You'd have nice light simulation but unpredictable memory access patterns and generally unpredictable performance. And of course disgruntled programmers with 15 years of rasterizing experience under their belts.

You might want to try and dig up some of the old SaarCOR presentations. That was an attempt to do the hardware raytracing accelerator approach for realzies, but didn't gain much traction anyway. Actually it seems most of the information about it has been buried and wiped away.
 
You'd have nice light simulation but unpredictable memory access patterns and generally unpredictable performance. And of course disgruntled programmers with 15 years of rasterizing experience under their belts.

You might want to try and dig up some of the old SaarCOR presentations. That was an attempt to do the hardware raytracing accelerator approach for realzies, but didn't gain much traction anyway. Actually it seems most of the information about it has been buried and wiped away.

Why will it have random memory access patterns?
 
Because rays could bounce every which way in a particular scene depending on its contents and position of lights? Or at least that's what I understand from people more knowledgeable about such things than I. :)
 
Would it matter if you had a cluster of raytracing(logic gates/FMACs) nodes that had a decent amount of fast low latency on-die(1GB /45nm bit cell/40mm2)1TSRAM-Q to use per RT node?

I am not saying this IS the gpu. These are just features of a gpu.
 
It certainly could not hurt. Then again probably every GPU designer in the world would drool like a little girl if you told them they can add 1GB of fast low latency on-die memory for "free" and capabilities of todays GPUs would jump significantly.
It still wouldn't change the fact that you would still have to deal with huge amounts of random 32bit addresses. And what would those "RT nodes" do exactly?
 
It certainly could not hurt. Then again probably every GPU designer in the world would drool like a little girl if you told them they can add 1GB of fast low latency on-die memory for "free" and capabilities of todays GPUs would jump significantly.
It still wouldn't change the fact that you would still have to deal with huge amounts of random 32bit addresses.
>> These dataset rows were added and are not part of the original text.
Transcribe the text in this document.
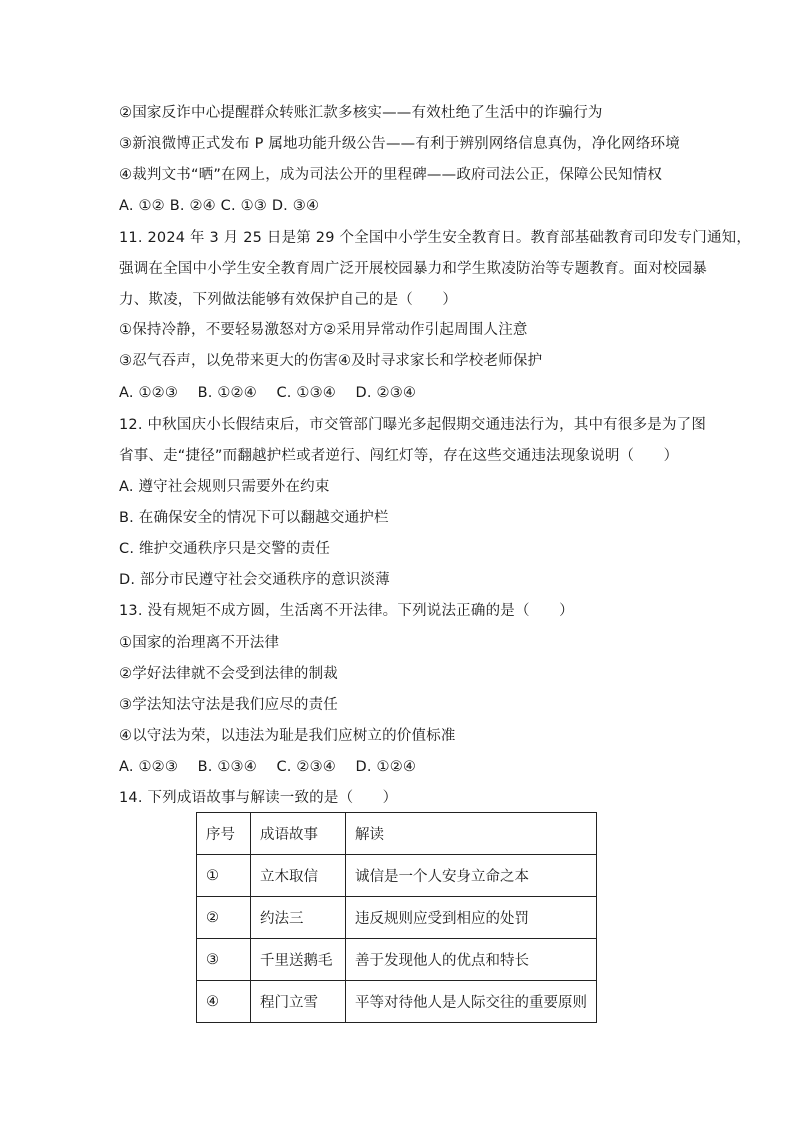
②国家反诈中心提醒群众转账汇款多核实——有效杜绝了生活中的诈骗行为
③新浪微博正式发布 P 属地功能升级公告——有利于辨别网络信息真伪，净化网络环境
④裁判文书“晒”在网上，成为司法公开的里程碑——政府司法公正，保障公民知情权
A. ①② B. ②④ C. ①③ D. ③④
11. 2024 年 3 月 25 日是第 29 个全国中小学生安全教育日。教育部基础教育司印发专门通知，
强调在全国中小学生安全教育周广泛开展校园暴力和学生欺凌防治等专题教育。面对校园暴
力、欺凌，下列做法能够有效保护自己的是（　　）
①保持冷静，不要轻易激怒对方②采用异常动作引起周围人注意
③忍气吞声，以免带来更大的伤害④及时寻求家长和学校老师保护
A. ①②③　 B. ①②④　 C. ①③④　 D. ②③④
12. 中秋国庆小长假结束后，市交管部门曝光多起假期交通违法行为，其中有很多是为了图
省事、走“捷径”而翻越护栏或者逆行、闯红灯等，存在这些交通违法现象说明（　　）
A. 遵守社会规则只需要外在约束
B. 在确保安全的情况下可以翻越交通护栏
C. 维护交通秩序只是交警的责任
D. 部分市民遵守社会交通秩序的意识淡薄
13. 没有规矩不成方圆，生活离不开法律。下列说法正确的是（　　）
①国家的治理离不开法律
②学好法律就不会受到法律的制裁
③学法知法守法是我们应尽的责任
④以守法为荣，以违法为耻是我们应树立的价值标准
A. ①②③　 B. ①③④　 C. ②③④　 D. ①②④
14. 下列成语故事与解读一致的是（　　）
序号	成语故事	解读
①	立木取信	诚信是一个人安身立命之本
②	约法三	违反规则应受到相应的处罚
③	千里送鹅毛	善于发现他人的优点和特长
④	程门立雪	平等对待他人是人际交往的重要原则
And what would those "RT nodes" do exactly?

RT nodes are small Ray Trace Logic Blocks.Each with thier own memory block(out of the a total of 1000 x 1MB 1-STRAM-Q).

Memory allocation is handled by other logic ICs in the RT node.
 
Yes, but what part of raytracing does it manage? Ray-triangle intersaction? Spawning new rays? Building/maintaining acceleration structure?
 
Yes, but what part of raytracing does it manage? Ray-triangle intersaction? Spawning new rays? Building/maintaining acceleration structure?
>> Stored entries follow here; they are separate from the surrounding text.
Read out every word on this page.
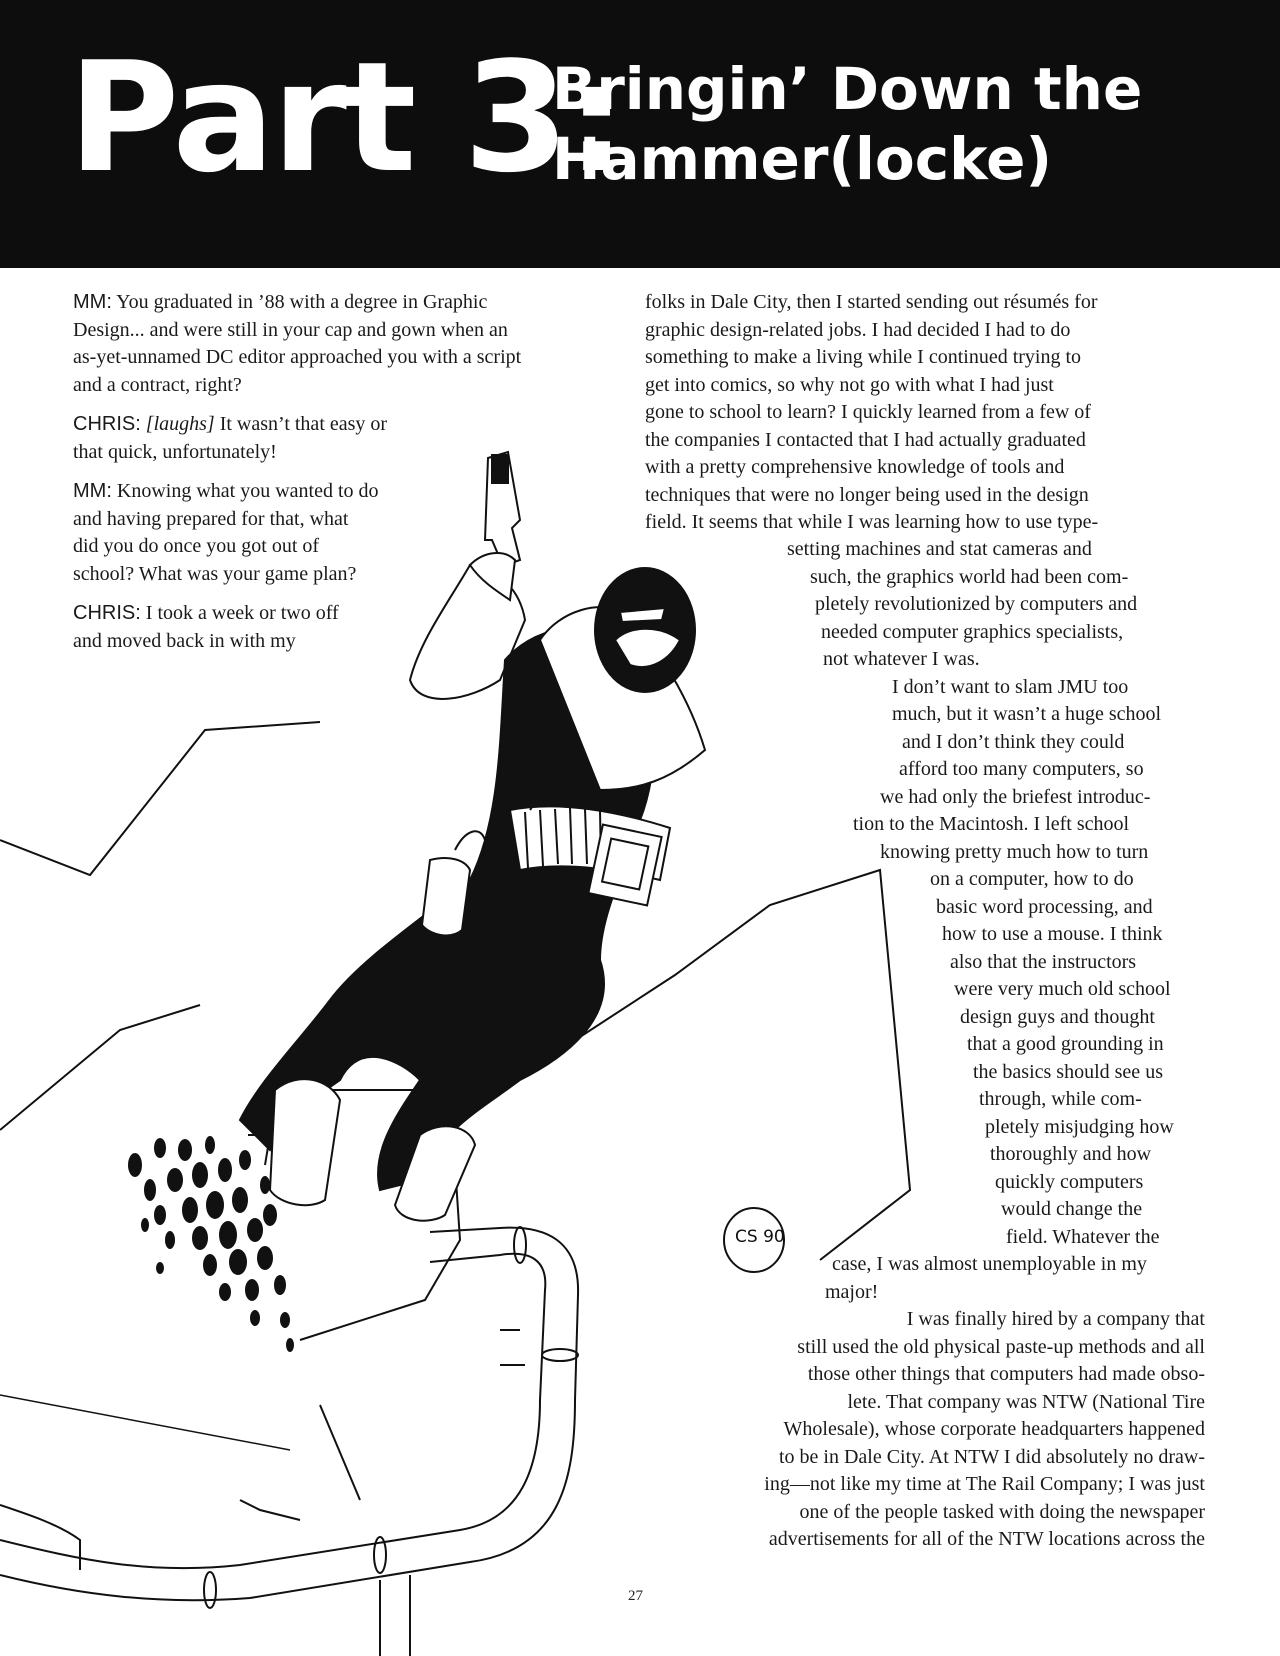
Part 3:
Bringin’ Down the
Hammer(locke)
CS 90

MM: You graduated in ’88 with a degree in Graphic

Design... and were still in your cap and gown when an

as-yet-unnamed DC editor approached you with a script

and a contract, right?

CHRIS: [laughs] It wasn’t that easy or

that quick, unfortunately!

MM: Knowing what you wanted to do

and having prepared for that, what

did you do once you got out of

school? What was your game plan?

CHRIS: I took a week or two off

and moved back in with my

folks in Dale City, then I started sending out résumés for

graphic design-related jobs. I had decided I had to do

something to make a living while I continued trying to

get into comics, so why not go with what I had just

gone to school to learn? I quickly learned from a few of

the companies I contacted that I had actually graduated

with a pretty comprehensive knowledge of tools and

techniques that were no longer being used in the design

field. It seems that while I was learning how to use type-

setting machines and stat cameras and

such, the graphics world had been com-

pletely revolutionized by computers and

needed computer graphics specialists,

not whatever I was.

I don’t want to slam JMU too

much, but it wasn’t a huge school

and I don’t think they could

afford too many computers, so

we had only the briefest introduc-

tion to the Macintosh. I left school

knowing pretty much how to turn

on a computer, how to do

basic word processing, and

how to use a mouse. I think

also that the instructors

were very much old school

design guys and thought

that a good grounding in

the basics should see us

through, while com-

pletely misjudging how

thoroughly and how

quickly computers

would change the

field. Whatever the

case, I was almost unemployable in my

major!

I was finally hired by a company that

still used the old physical paste-up methods and all

those other things that computers had made obso-

lete. That company was NTW (National Tire

Wholesale), whose corporate headquarters happened

to be in Dale City. At NTW I did absolutely no draw-

ing—not like my time at The Rail Company; I was just

one of the people tasked with doing the newspaper

advertisements for all of the NTW locations across the

27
RT processor just draws as many raytraces as possible (at 24-30fps within a Tile/scaled sight region similar to what powervr sgx does)

The Lighting unit(maybe a lighting phsyics only TEV-like unit) just lights the textures mapped to the triangles based on real world lighting physics like say refraction,diffusion,reflection,opacity and compares the raytrace's properties with the lighting texture's properties on the triangle/geometry. The RT'er doesn't perform the lighting it only determines intensity/direction of the light source.

The triangle unit is a ASIC designed exclusively for drawing JUST triangles. The triangles are then mapped by the TMU array unit with a high resolution(tiled) texture for the polygonal mesh. The RT/Lighting unit then light them with accurate realistic lighting.
 
So basically you're trying to solve DirectX 7 class problem with some other type of hardware and you picked ray tracing becouse it's supposed to by photorealistic by default.

You make lighting entirely fixed function (although based on "real" physics). You talk about refraction, reflections,... yet your description of an "RT processor" looks just like a rasterizer that's unable to trace secondary rays and thus unable to provide reflections.
And you have even added a "triangle unit" which I guess is the normal rasterizer. Why?

How much grasp do you have on what has to be done mathematically to get 3D graphics on screen? Forget implementation for now.
 
Shaders+TMUs are the way of the future. Once manufacturing processes get small enough, we'll see less fixed function.

The reason Larrabee was cancelled was because of performance/watt.